Course Catalog

01:988:387 Feminism, Signs, and Representation

This course is designed to introduce students to many of the major theories and issues regarding representation arising in contemporary cultural, critical and feminist theory, from the pioneering work of the founders of structuralism - Ferdinand de Saussure, Charles Sanders Pierce and Claude Levi-Strauss - to the recent critiques of structuralism developed by post-structuralists like Roland Barthes, Michel Foucault, Jacques Derrida, Luce Irigaray and Julia Kristeva.  It presents an overview of leading figures within twentieth century critical theory, and also a discussion of the major issues raised in this work for the twenty-first century: according to what models and criteria can one adequately analyze cultural and social life? Should theories of culture and society aspire to the ideals of the natural sciences (as sociology and psychology have tended to do) or should they emulate the models given by the social sciences, most notably linguistics (as anthropology, and some literary theory is inclined to)? Or are other criteria necessary? If, for example, linguistics is taken to provide a model for cultural production, how adequately can it deal with non-linguistic production of the kind undertaken in the visual and performative arts? What are the terms and theoretical methods available to and useful for the analysis of socio-cultural life?

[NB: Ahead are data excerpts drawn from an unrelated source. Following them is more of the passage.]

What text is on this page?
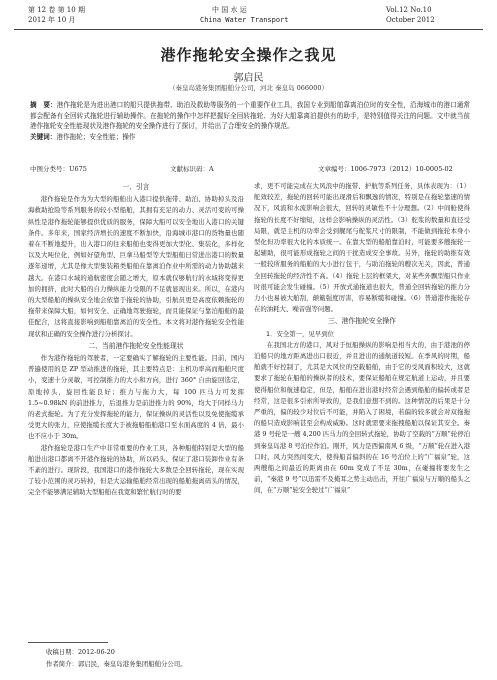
第 12 卷 第 10 期
2012 年 10 月
中 国 水 运
China Water Transport
Vol.12 No.10
October 2012
港作拖轮安全操作之我见
郭启民
（秦皇岛港务集团船舶分公司，河北 秦皇岛 066000）
摘　要：港作拖轮是为进出港口的船只提供拖带、助泊及救助等服务的一个重要作业工具，我国专业到船舶靠离泊位时的安全性，沿海城市的港口通常都会配备有全回转式拖轮进行辅助操作。在拖轮的操作中怎样把握好全回转拖轮、为好大船靠离泊提供有的助手，是特别值得关注的问题。文中就当前港作拖轮安全性能现状及港作拖轮的安全操作进行了探讨，并给出了合理安全的操作规范。
关键词：港作拖轮；安全性能；操作
中图分类号：U675	文献标识码：A	文章编号：1006-7973（2012）10-0005-02
一、引言

港作拖轮是作为为大型的船舶出入港口提供拖带、助泊、协助掉头及沿海救助抢险等系列服务的较小型船舶，其拥有充足的动力、灵活可变的可操纵性是港作拖轮能够提供优质的服务，保障大船可以安全地出入港口的关键条件。多年来，国家经济增长的速度不断加快，沿海城市港口的货物量也随着在不断地提升，出入港口的往来船舶也变得更加大型化、集装化，多样化以及大吨位化，例如好望角型、巨拿马船型等大型船舶日常进出港口的数量逐年递增，尤其是像大型集装箱类船舶在靠离泊作业中所需的动力协助越来越大。在港口水域的通航密度会随之增大，原本就仅够航行的水域将变得更加的拥挤，此时大船的自力操纵能力受限的不足就显现出来。所以，在港内的大型船舶的操纵安全地会依靠于拖轮的协助，引航员更是高度依赖拖轮的拖带来保障大船，如何安全、正确地驾驶拖轮，而且能保证与靠泊船舶的最佳配合，这将直接影响到船舶靠离泊的安全性。本文将对港作拖轮安全性能现状和正确的安全操作进行分析探讨。

二、当前港作拖轮安全性能现状

作为港作拖轮的驾驶者，一定要确实了解拖轮的主要性能。目前，国内普遍使用的是 ZP 型动推进的拖轮，其主要特点是：主机功率高而船舶尺度小，变速十分灵敏，可控制推力的大小和方向，进行 360° 自由旋回选定，原地掉头，旋回性能良好；推力与拖力大，每 100 匹马力可发挥 1.5~0.98kN 的前进推力，后退推力是前进推力的 90%，均大于同样马力的老式拖轮。为了充分发挥拖轮的能力，保证操纵的灵活性以及免使拖缆承受更大的张力，应使拖缆长度大于被拖船船舶港口至水面高度的 4 倍，最小也不应小于 30m。

港作拖轮是港口生产中非常重要的作业工具，各种船舶特别是大型的船舶进出港口都离不开港作拖轮的协助，所以码头、保证了港口装卸作业有条不紊的进行。现阶段，我国港口的港作拖轮大多数是全回转拖轮，现在实现了较小范围的灵巧转掉，但是大运输船舶经常出现的船舶拖离码头的情况，完全不能够满足辅助大型船舶在我宽和繁忙航行时的要

求，更不可能完成在大风浪中的拖带、护航等系列任务，具体表现为：（1）舵效较差，拖轮的回转可能出现滑后和飘逸的情况，特别是在拖轮靠速的情况下，风流和水流影响会很大，回转的灵敏性不十分理想。（2）中间舱使得拖轮的长度不好缩短，这样会影响操纵的灵活性。（3）舵浆的数量和直径受局限，就是主机的功率会受到艉尾与舵浆尺寸的限制，不能做到拖轮本身小型化但功率很大化的本质统一。在靠大型的船舶靠泊时，可能要多艘拖轮一起辅助，很可能形成拖轮之间的干扰造成安全事故。另外，拖轮的助推有效一般较所服务的船舶的大小进行包干，与助泊拖轮的艘次无关，因此，普通全回转拖轮的经济性不高。（4）拖轮上层的框架大，对某些外飘型船只作业时很可能会发生碰撞。（5）开放式通拖道也很大，普通全回转拖轮的推力分力小也易被大舶刮，颠簸强度厉害，容易断缆和碰撞。（6）普通港作拖轮存在的油耗大、噪音强等问题。

三、港作拖轮安全操作
1．安全第一，见早到位

在我国北方的港口，风对于恒船操纵的影响是相当大的，由于港池的停泊船只的地方距离进出口很近，并且进出的通航道较短。在季风的时期，船舶就不好控制了，尤其是大风位的空载船舶，由于它的受风面积较大，这就要求了拖轮在船舶的操纵者的技术，要保证船舶在规定航道上运动，并且要使得船位和航速稳定，但是，船舶在进出港时经常会遇到船舶的偏转或者是经常，这是很多引索所导致的，是我们意想不到的。这种情况的后果是十分严重的，偏的较少对位后不可能，并陷入了困境，若偏的较多就会对双拖拖的船只造成影响甚至会构成威胁。这时就需要来拖拽船舶以保证其安全。秦港 9 号轮是一艘 4,200 匹马力的全回转式拖轮，协助了空载的“万顺”轮停泊到秦皇岛港 8 号泊位作泊。刚开，风力是西偏南风 6 级，“万顺”轮在进入港口时，风力突然间变大，使得船首偏斜的在 16 号泊位上的“广福泉”轮，这两艘船之间最近的距离由在 60m 变成了不足 30m，在碰撞将要发生之前，“秦港 9 号”以迅雷不及掩耳之势主动出击，开往广福泉与万顺的船头之间，在“万顺”轮安全驶过“广福泉”

收稿日期：2012-06-20
作者简介：郭启民，秦皇岛港务集团船舶分公司。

The course itself will be divided into three parts: in the first, basic concepts and pioneering theories will be introduced. Here we will examine the work of Saussure, Peirce, formalism and structuralism (Levi-Strauss, Piaget, Jakobson, Benveniste), their similarities and differences, and the debates their works have engendered. In the second part,  we will look at developments and refinements of their work, particularly in various analyses of social power: among the figures analyzed here are Roland Barthes and his analyses of bourgeois cultural life, and Michel Foucault's understanding of social power and its investments in the production and control of discourses. In the third part of the course, we will concentrate on post-structuralist developments of structuralism, particularly deconstruction, and feminism.